Detalhes bibliográficos
Ano de defesa: 2015
Autor(a) principal: Matheus Tonani Marques Pereira
Orientador(a): Não Informado pela instituição
Banca de defesa: Não Informado pela instituição
Tipo de documento: Dissertação
Tipo de acesso: Acesso aberto
Idioma: por
Instituição de defesa: Universidade Federal de Minas Gerais
UFMG
Programa de Pós-Graduação: Não Informado pela instituição
Departamento: Não Informado pela instituição
País: Não Informado pela instituição
Palavras-chave em Português:
Link de acesso: http://hdl.handle.net/1843/BUOS-AQFMU5
Resumo: In the studies contained within this dissertation it will be found an attempt to read the first book of the Treatise of Human Nature based on the concept of epistemic normativity.
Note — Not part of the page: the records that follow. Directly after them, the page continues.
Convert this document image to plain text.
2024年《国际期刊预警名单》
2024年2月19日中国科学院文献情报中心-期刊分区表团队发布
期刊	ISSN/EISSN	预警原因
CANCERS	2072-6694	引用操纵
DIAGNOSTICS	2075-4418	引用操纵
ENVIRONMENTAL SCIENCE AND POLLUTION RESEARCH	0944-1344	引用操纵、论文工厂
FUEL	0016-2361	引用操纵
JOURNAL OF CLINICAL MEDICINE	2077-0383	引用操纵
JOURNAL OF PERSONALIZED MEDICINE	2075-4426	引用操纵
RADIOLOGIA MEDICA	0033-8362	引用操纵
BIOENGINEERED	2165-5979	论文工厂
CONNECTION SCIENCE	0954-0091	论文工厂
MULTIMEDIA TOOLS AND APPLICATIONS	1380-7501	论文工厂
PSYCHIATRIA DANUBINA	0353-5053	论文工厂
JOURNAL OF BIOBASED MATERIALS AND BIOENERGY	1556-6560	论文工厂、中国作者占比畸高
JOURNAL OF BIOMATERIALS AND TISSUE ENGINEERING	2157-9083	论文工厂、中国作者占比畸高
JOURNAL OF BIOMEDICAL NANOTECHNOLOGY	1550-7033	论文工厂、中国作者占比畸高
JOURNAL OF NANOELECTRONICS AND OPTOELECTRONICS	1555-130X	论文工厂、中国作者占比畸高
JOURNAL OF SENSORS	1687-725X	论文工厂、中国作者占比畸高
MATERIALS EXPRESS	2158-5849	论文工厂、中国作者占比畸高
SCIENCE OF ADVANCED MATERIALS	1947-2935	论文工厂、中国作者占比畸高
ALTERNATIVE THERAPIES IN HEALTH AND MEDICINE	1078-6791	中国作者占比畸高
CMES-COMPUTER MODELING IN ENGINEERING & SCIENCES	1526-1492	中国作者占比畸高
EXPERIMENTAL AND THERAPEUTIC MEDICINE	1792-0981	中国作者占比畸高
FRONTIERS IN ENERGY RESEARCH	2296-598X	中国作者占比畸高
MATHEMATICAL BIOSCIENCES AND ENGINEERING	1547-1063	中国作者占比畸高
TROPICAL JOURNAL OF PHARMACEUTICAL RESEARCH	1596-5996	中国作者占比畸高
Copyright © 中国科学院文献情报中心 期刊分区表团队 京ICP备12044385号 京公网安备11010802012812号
Great traditional contemporary readers of Hume already recognize the importance of working with the book in question bearing in mind the relevance of this concept in a way that it is possible to encounter with more than one reading of the humean first epistemological study that has normativity playing a central role. However, we will endeavor to defend a hypothesis that wasn't found in any of the well-known commentaries on Hume in here studied. Thus, although the present work follows an important interpretative contemporary tradition, some of the conclusions that will appear here are not stated, at least in this particular manner, in any other of the studies aforementioned. In this context, the following path will be covered: first, we shall proceed to a conceptual analysis on empiricism, methodology and epistemic normativity, hoping that, with this, a clearer and more refined version of our hypothesis will be then available to us, meaning we will be able to state that it will be argued, in this dissertation, that the first book of the Treatise is mostly a description of the results obtained by the application of the experimental method to human cognition. What is meant by this is that no prescriptive statements concerning which beliefs we ought to give our assent to, or which we ought to abandon, will be found there, except in the fourth part of the book, that is mainly concerned with skepticism. Having in such a way formulated our hypothesis, we will venture to defend it, presenting our reading of almost each section in the book as descriptive of our cognitive psychology, and responding to some scholars that seem to think otherwise. As a form of conclusion, we will then briefly consider some of the consequences of this reading to the naturalism versus skepticism debate amongst Hume's readers, just to point possible entailments of our study in order to try to shed some light on the discussion itself, showing the relevance of reading the Treatise as we have here proposed.